Sam Bankman-Fried’s Motion for Pretrial Release Goes Before 3-Judge Panel

Sam Bankman-Fried must remain in Brooklyn jail until federal appellate judges rule on his motion for pretrial release, the Court of Appeals for the Second Circuit ruled Wednesday.

Bankman-Fried faces a litany of financial crimes related to his crypto exchange’s November 2022 collapse. He had been out on bail until the federal judge overseeing his case revoked his bail in early August for witness tampering, a decision the former FTX CEO appealed.

That appeal will be heard by the next available three-judge panel, the clerk of the court said Wednesday while also denying his request for immediate release. The timeline on next steps was not immediately clear.
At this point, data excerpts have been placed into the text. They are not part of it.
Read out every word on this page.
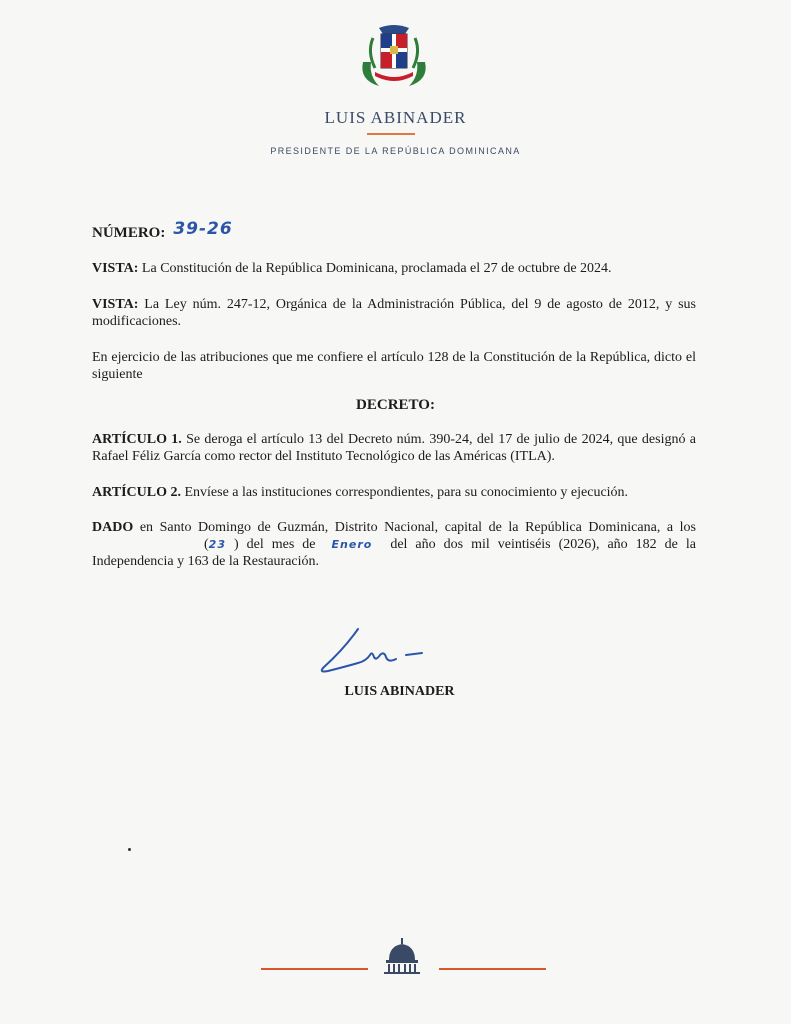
LUIS ABINADER
PRESIDENTE DE LA REPÚBLICA DOMINICANA
NÚMERO: 39-26
VISTA: La Constitución de la República Dominicana, proclamada el 27 de octubre de 2024.
VISTA: La Ley núm. 247-12, Orgánica de la Administración Pública, del 9 de agosto de 2012, y sus modificaciones.
En ejercicio de las atribuciones que me confiere el artículo 128 de la Constitución de la República, dicto el siguiente
DECRETO:
ARTÍCULO 1. Se deroga el artículo 13 del Decreto núm. 390-24, del 17 de julio de 2024, que designó a Rafael Féliz García como rector del Instituto Tecnológico de las Américas (ITLA).
ARTÍCULO 2. Envíese a las instituciones correspondientes, para su conocimiento y ejecución.
DADO en Santo Domingo de Guzmán, Distrito Nacional, capital de la República Dominicana, a los(23 ) del mes de Enero del año dos mil veintiséis (2026), año 182 de la Independencia y 163 de la Restauración.
LUIS ABINADER
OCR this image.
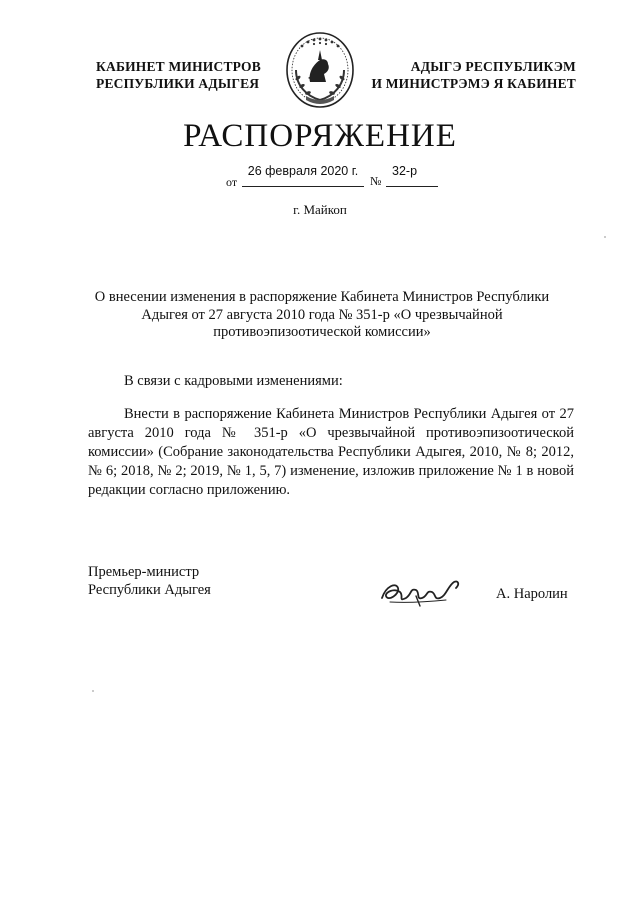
КАБИНЕТ МИНИСТРОВ
РЕСПУБЛИКИ АДЫГЕЯ
АДЫГЭ РЕСПУБЛИКЭМ
И МИНИСТРЭМЭ Я КАБИНЕТ
РАСПОРЯЖЕНИЕ
от
26 февраля 2020 г.
№
32-р
г. Майкоп
О внесении изменения в распоряжение Кабинета Министров Республики Адыгея от 27 августа 2010 года № 351-р «О чрезвычайной противоэпизоотической комиссии»
В связи с кадровыми изменениями:
Внести в распоряжение Кабинета Министров Республики Адыгея от 27 августа 2010 года № 351-р «О чрезвычайной противоэпизоотической комиссии» (Собрание законодательства Республики Адыгея, 2010, № 8; 2012, № 6; 2018, № 2; 2019, № 1, 5, 7) изменение, изложив приложение № 1 в новой редакции согласно приложению.
Премьер-министр
Республики Адыгея	А. Наролин
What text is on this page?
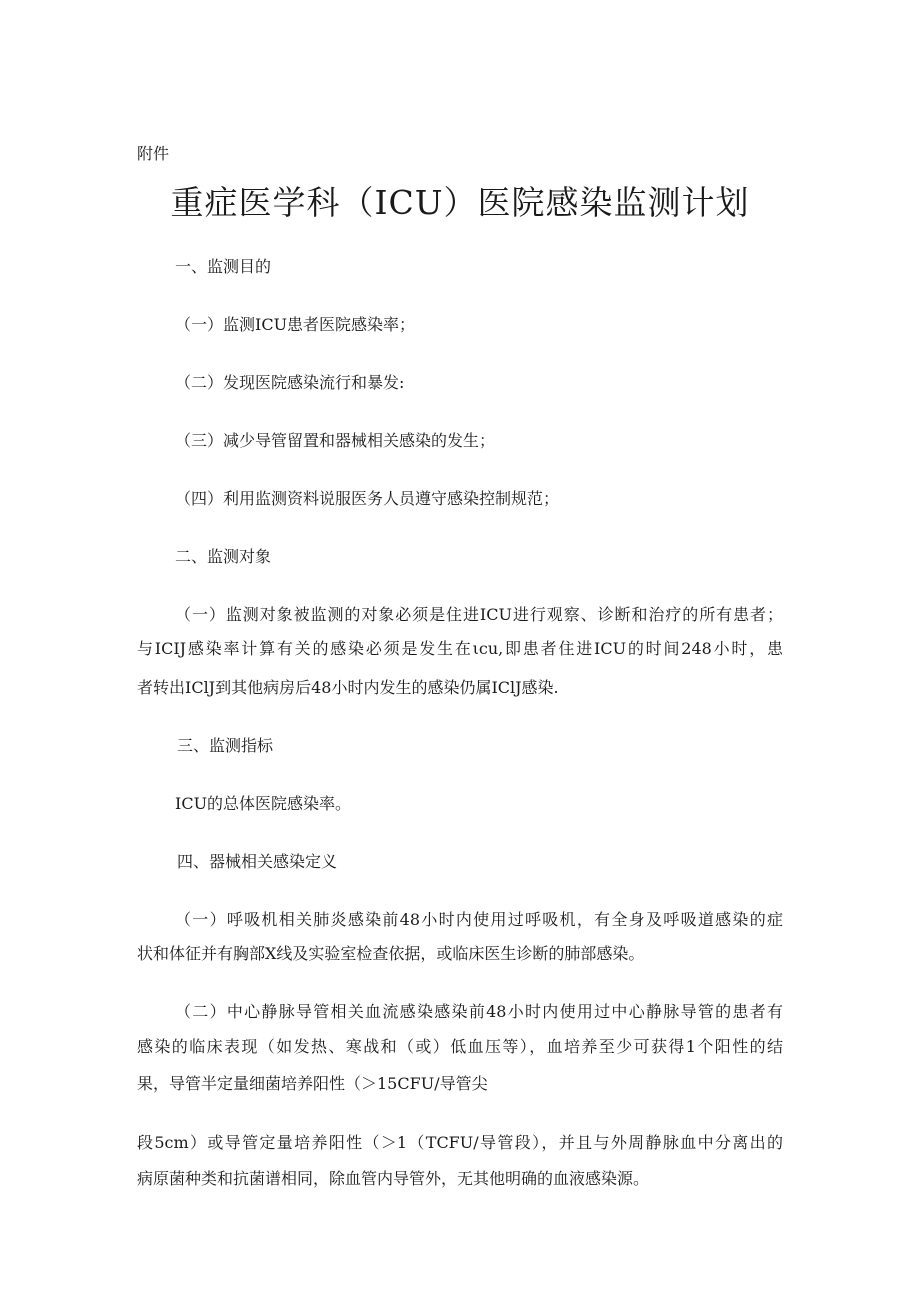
附件
重症医学科（ICU）医院感染监测计划
一、监测目的
（一）监测ICU患者医院感染率；
（二）发现医院感染流行和暴发:
（三）减少导管留置和器械相关感染的发生；
（四）利用监测资料说服医务人员遵守感染控制规范；
二、监测对象
（一）监测对象被监测的对象必须是住进ICU进行观察、诊断和治疗的所有患者；
与ICIJ感染率计算有关的感染必须是发生在ιcu,即患者住进ICU的时间248小时，患
者转出IClJ到其他病房后48小时内发生的感染仍属IClJ感染.
三、监测指标
ICU的总体医院感染率。
四、器械相关感染定义
（一）呼吸机相关肺炎感染前48小时内使用过呼吸机，有全身及呼吸道感染的症
状和体征并有胸部X线及实验室检查依据，或临床医生诊断的肺部感染。
（二）中心静脉导管相关血流感染感染前48小时内使用过中心静脉导管的患者有
感染的临床表现（如发热、寒战和（或）低血压等），血培养至少可获得1个阳性的结
果，导管半定量细菌培养阳性（＞15CFU/导管尖
段5cm）或导管定量培养阳性（＞1（TCFU/导管段），并且与外周静脉血中分离出的
病原菌种类和抗菌谱相同，除血管内导管外，无其他明确的血液感染源。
Bankman-Fried’s lawyers and the government have fought for weeks now over what the defense claims are subpar conditions in the Metropolitan Detention Center. They claim their client can’t properly prepare for his October trial from jailhouse bars, and therefore needed to be released. That motion is separate from their appeal of Judge Lewis Kaplan’s revocation of Bankman-Fried’s bail.

Judge Lewis Kaplan last week asked both sides to brief him on “the current situation at the MDC” by this past Tuesday. But the government and the defense are at odds over what that situation is; they submitted conflicting letters to the court addressing his ability to access laptops with defense material. Kaplan is giving the defense until Sept. 8 to clear up any issues it sees.